Late night trains are a funny thing. We all start with the same pretences. I drink tea and open a book; opposite me, Businessman makes loud calls and taps on his laptop. He gets a mini bottle of wine from the buffet cart. He’s Busy & Important. I should be too, really, but my skeleton is loose with fatigue.
The train rocks into darkness and the drinks are drained. Now Businessman sleeps, head down amongst the sandwich wrappers and empty paper bags. A streak of flesh shows across his back where his jacket rides up.
I find I sleep best by accident in these circumstances.
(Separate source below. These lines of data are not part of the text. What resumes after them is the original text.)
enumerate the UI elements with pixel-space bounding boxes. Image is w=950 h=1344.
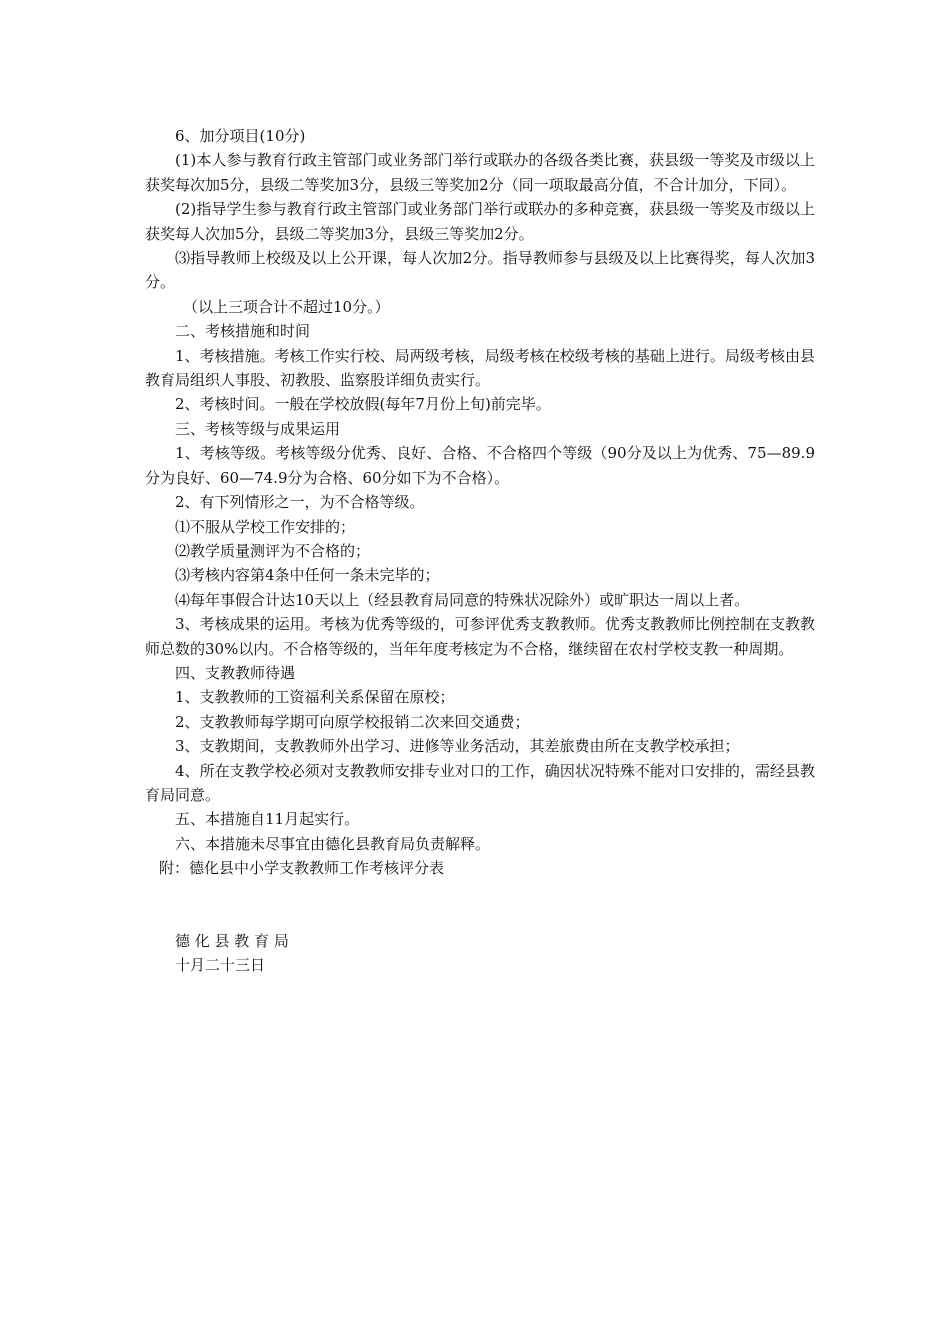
paragraph-grades-2: 2、有下列情形之一，为不合格等级。 [175,493,425,512]
paragraph-benefits-2: 2、支教教师每学期可向原学校报销二次来回交通费； [175,712,530,731]
section-heading-effective: 五、本措施自11月起实行。 [175,810,360,829]
paragraph-grades-item-4: ⑷每年事假合计达10天以上（经县教育局同意的特殊状况除外）或旷职达一周以上者。 [175,590,750,609]
paragraph-measures-2: 2、考核时间。一般在学校放假(每年7月份上旬)前完毕。 [175,395,551,414]
paragraph-grades-item-1: ⑴不服从学校工作安排的； [175,517,356,536]
section-heading-measures: 二、考核措施和时间 [175,322,311,341]
paragraph-grades-item-2: ⑵教学质量测评为不合格的； [175,541,371,560]
paragraph-bonus-3: ⑶指导教师上校级及以上公开课，每人次加2分。指导教师参与县级及以上比赛得奖，每人次加3分。 [145,249,815,292]
paragraph-benefits-4: 4、所在支教学校必须对支教教师安排专业对口的工作，确因状况特殊不能对口安排的，需经县教育局同意。 [145,761,815,804]
document-body [145,124,815,977]
paragraph-grades-1: 1、考核等级。考核等级分优秀、良好、合格、不合格四个等级（90分及以上为优秀、75—89.9分为良好、60—74.9分为合格、60分如下为不合格）。 [145,444,815,487]
paragraph-grades-3: 3、考核成果的运用。考核为优秀等级的，可参评优秀支教教师。优秀支教教师比例控制在支教教师总数的30%以内。不合格等级的，当年年度考核定为不合格，继续留在农村学校支教一种周期。 [145,615,815,658]
paragraph-bonus-heading: 6、加分项目(10分) [175,127,306,145]
paragraph-bonus-note: （以上三项合计不超过10分。） [183,297,390,316]
section-heading-interpretation: 六、本措施未尽事宜由德化县教育局负责解释。 [175,834,491,853]
paragraph-bonus-2: (2)指导学生参与教育行政主管部门或业务部门举行或联办的多种竞赛，获县级一等奖及市级以上获奖每人次加5分，县级二等奖加3分，县级三等奖加2分。 [145,200,815,243]
signature-org: 德 化 县 教 育 局 [175,931,289,950]
signature-date: 十月二十三日 [175,956,266,974]
paragraph-bonus-1: (1)本人参与教育行政主管部门或业务部门举行或联办的各级各类比赛，获县级一等奖及市级以上获奖每次加5分，县级二等奖加3分，县级三等奖加2分（同一项取最高分值，不合计加分，下同）。 [145,151,815,194]
attachment-line: 附：德化县中小学支教教师工作考核评分表 [159,859,445,878]
spacer [145,881,815,929]
paragraph-measures-1: 1、考核措施。考核工作实行校、局两级考核，局级考核在校级考核的基础上进行。局级考核由县教育局组织人事股、初教股、监察股详细负责实行。 [145,346,815,390]
section-heading-benefits: 四、支教教师待遇 [175,663,296,682]
section-heading-grades: 三、考核等级与成果运用 [175,419,341,438]
paragraph-benefits-3: 3、支教期间，支教教师外出学习、进修等业务活动，其差旅费由所在支教学校承担； [175,737,740,756]
paragraph-benefits-1: 1、支教教师的工资福利关系保留在原校； [175,688,455,707]
paragraph-grades-item-3: ⑶考核内容第4条中任何一条未完毕的； [175,566,440,585]
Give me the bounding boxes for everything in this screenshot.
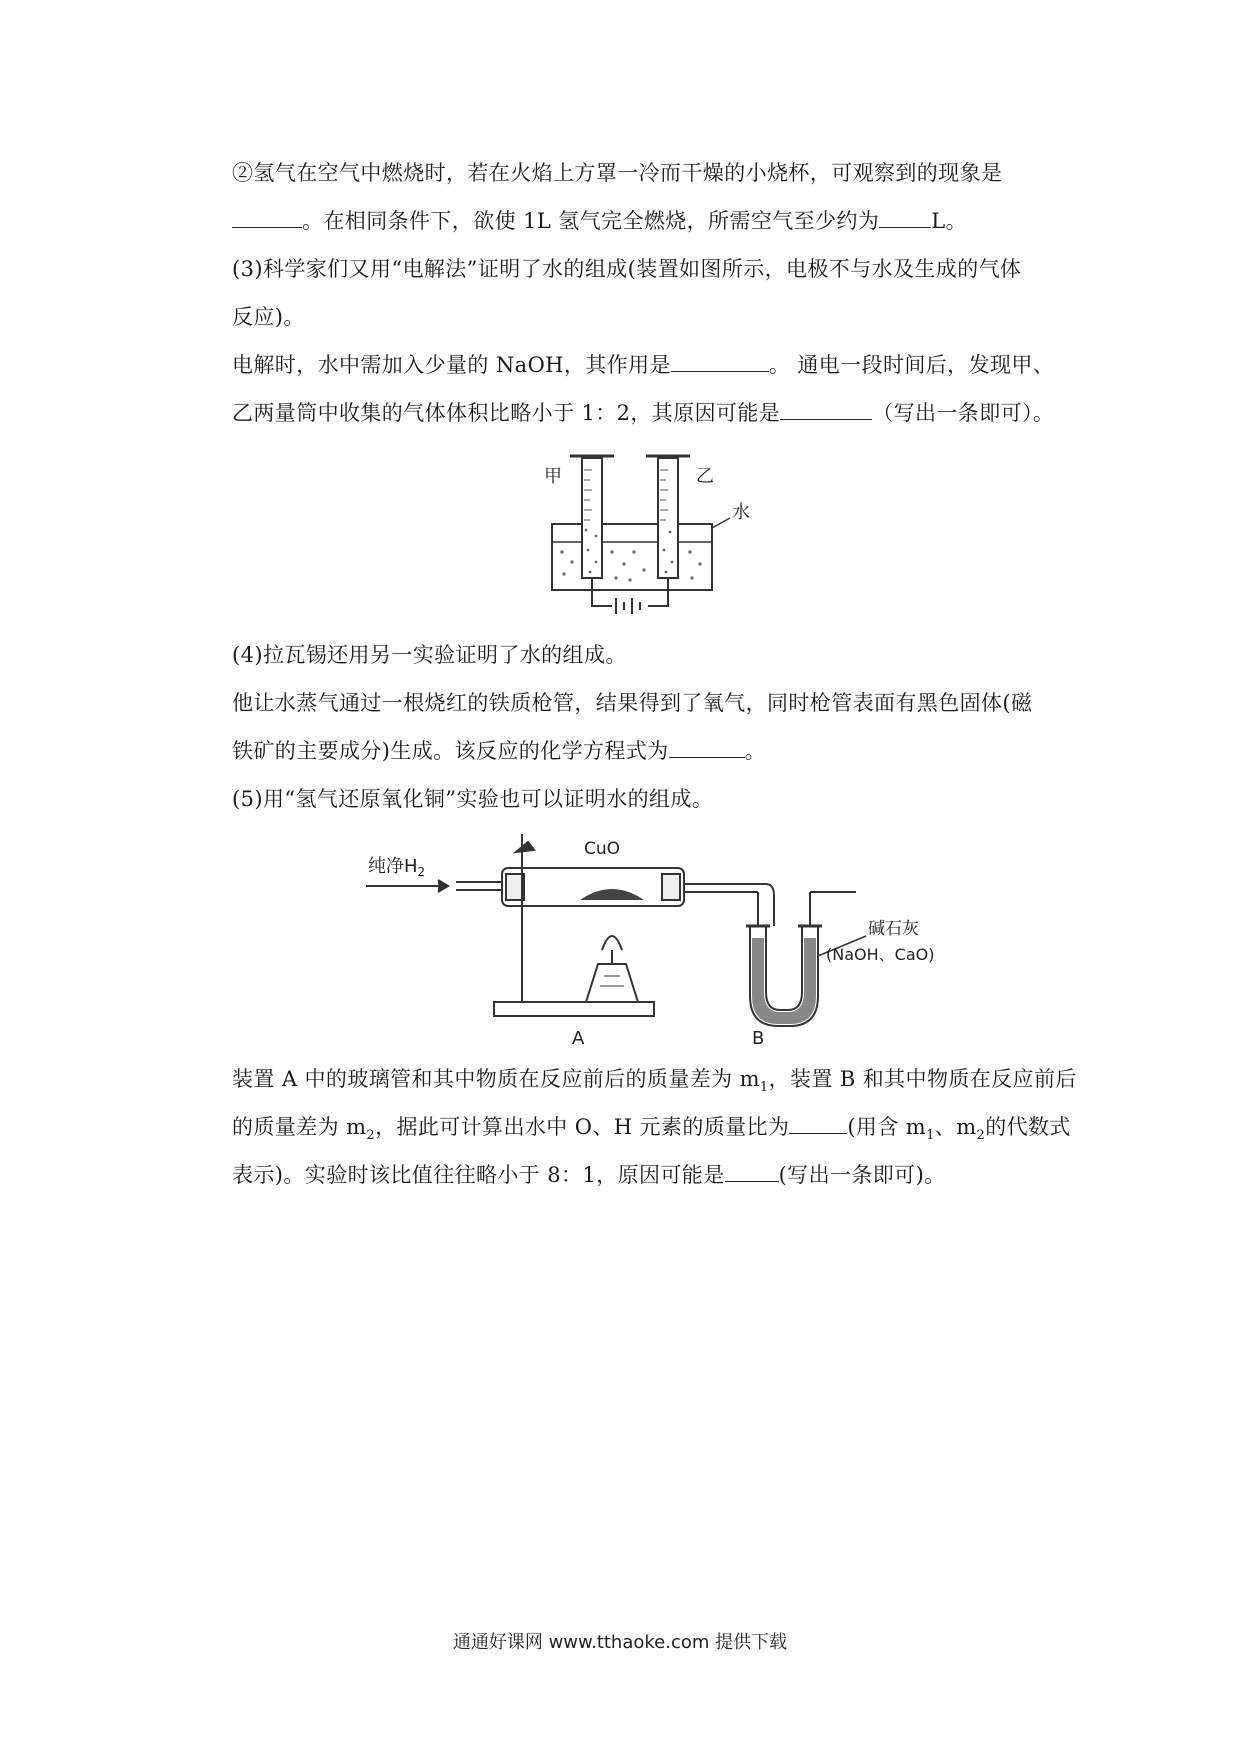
q5-text-2b: ，装置 B 和其中物质在反应前后 [768,1067,1077,1091]
answer-blank[interactable] [232,207,302,228]
q4-line-2 [232,688,1032,718]
q4-line-3 [232,736,766,766]
answer-blank[interactable] [780,399,872,420]
q5-text-3c: (用含 m [847,1115,927,1139]
q5-text-3a: 的质量差为 m [232,1115,367,1139]
glass-tube [502,868,684,906]
q5-line-1 [232,784,713,814]
footer-watermark: 通通好课网 www.tthaoke.com 提供下载 [452,1632,788,1653]
q2-text-1: ②氢气在空气中燃烧时，若在火焰上方罩一冷而干燥的小烧杯，可观察到的现象是 [232,161,1003,185]
q5-text-4a: 表示)。实验时该比值往往略小于 8：1，原因可能是 [232,1163,725,1187]
hydrogen-reduction-apparatus-figure [366,826,936,1046]
q3-line-4 [232,398,1054,428]
q4-text-3b: 。 [744,739,766,763]
q3-text-1: (3)科学家们又用“电解法”证明了水的组成(装置如图所示，电极不与水及生成的气体 [232,257,1022,281]
label-b: B [752,1028,765,1046]
q5-text-2a: 装置 A 中的玻璃管和其中物质在反应前后的质量差为 m [232,1067,760,1091]
answer-blank[interactable] [789,1113,847,1134]
subscript-1: 1 [759,1080,769,1096]
cylinder-jia [582,458,602,578]
q3-text-3a: 电解时，水中需加入少量的 NaOH，其作用是 [232,353,671,377]
q2-line-2 [232,206,967,236]
label-soda-lime: 碱石灰 [868,919,919,939]
q3-text-3b: 。 通电一段时间后，发现甲、 [768,353,1055,377]
q3-text-4a: 乙两量筒中收集的气体体积比略小于 1：2，其原因可能是 [232,401,781,425]
q3-line-1 [232,254,1021,284]
stand-base [494,1002,654,1016]
q5-line-2 [232,1064,1077,1103]
q5-text-1: (5)用“氢气还原氧化铜”实验也可以证明水的组成。 [232,787,714,811]
label-yi: 乙 [696,466,714,487]
electrolysis-apparatus-figure [530,446,760,626]
q3-line-3 [232,350,1054,380]
q3-text-4b: （写出一条即可）。 [872,401,1055,425]
q4-line-1 [232,640,627,670]
cylinder-yi [658,458,678,578]
q5-line-3 [232,1112,1071,1151]
q4-text-2: 他让水蒸气通过一根烧红的铁质枪管，结果得到了氧气，同时枪管表面有黑色固体(磁 [232,691,1033,715]
label-water: 水 [732,502,750,523]
q5-text-3e: 的代数式 [985,1115,1071,1139]
q3-line-2 [232,302,305,332]
q2-line-1 [232,158,1002,188]
answer-blank[interactable] [725,1161,779,1182]
subscript-2: 2 [366,1128,376,1144]
water-trough [552,524,712,590]
q2-text-2b: L。 [931,209,968,233]
label-jia: 甲 [544,466,562,487]
label-cuo: CuO [584,839,621,859]
q5-text-3b: ，据此可计算出水中 O、H 元素的质量比为 [375,1115,790,1139]
q5-text-3d: 、m [934,1115,977,1139]
alcohol-lamp [586,964,638,1002]
q4-text-3a: 铁矿的主要成分)生成。该反应的化学方程式为 [232,739,669,763]
answer-blank[interactable] [671,351,769,372]
subscript-1: 1 [926,1128,935,1144]
q5-text-4b: (写出一条即可)。 [778,1163,946,1187]
answer-blank[interactable] [669,737,745,758]
q3-text-2: 反应)。 [232,305,305,329]
subscript-2: 2 [976,1128,986,1144]
answer-blank[interactable] [879,207,931,228]
q2-text-2a: 。在相同条件下，欲使 1L 氢气完全燃烧，所需空气至少约为 [302,209,880,233]
label-soda-lime-formula: (NaOH、CaO) [826,945,935,964]
label-a: A [572,1028,585,1046]
q5-line-4 [232,1160,946,1190]
q4-text-1: (4)拉瓦锡还用另一实验证明了水的组成。 [232,643,627,667]
label-pure-h2: 纯净$H_2$ [368,856,426,879]
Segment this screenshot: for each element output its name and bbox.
When I ball up my coat and test my head against its lumpy pillow, then my brain starts to snag on the brambles of the day’s unfinished thoughts. You can’t struggle through brambles – you have to calmly extract yourself, and find another path.
Later, in the pages of my book, my eyelids will fall. I doze more than sleep, no slumber complete without my tiny human beside me these days.
For all the train’s rocking & rolling, the distance between us still carries too many zeros. I picture the moment of my return to soothe the sting of her absence; slipping under the duvet, pulling her warm, blankety form towards me. She sleeps in a too-small gro-bag, loves to feel resistance against her feet. She did this as a baby, even inside of me. She likes to know where the limits are and test them, I suppose – in every sense of those words.
With each station our carriage empties a little more, like a bath with the plug come loose. The windows show only our reflections, under shaky amber spots of light.
Businessman snores; I close my eyes and try to remember her newborn baby scent, and swear I won’t do these crazy long days anymore. She needs me at home, and the distance is too great.
& then I startle awake; we’re at the end of the line, it’s time to alight, and I swear I can still her her laughing.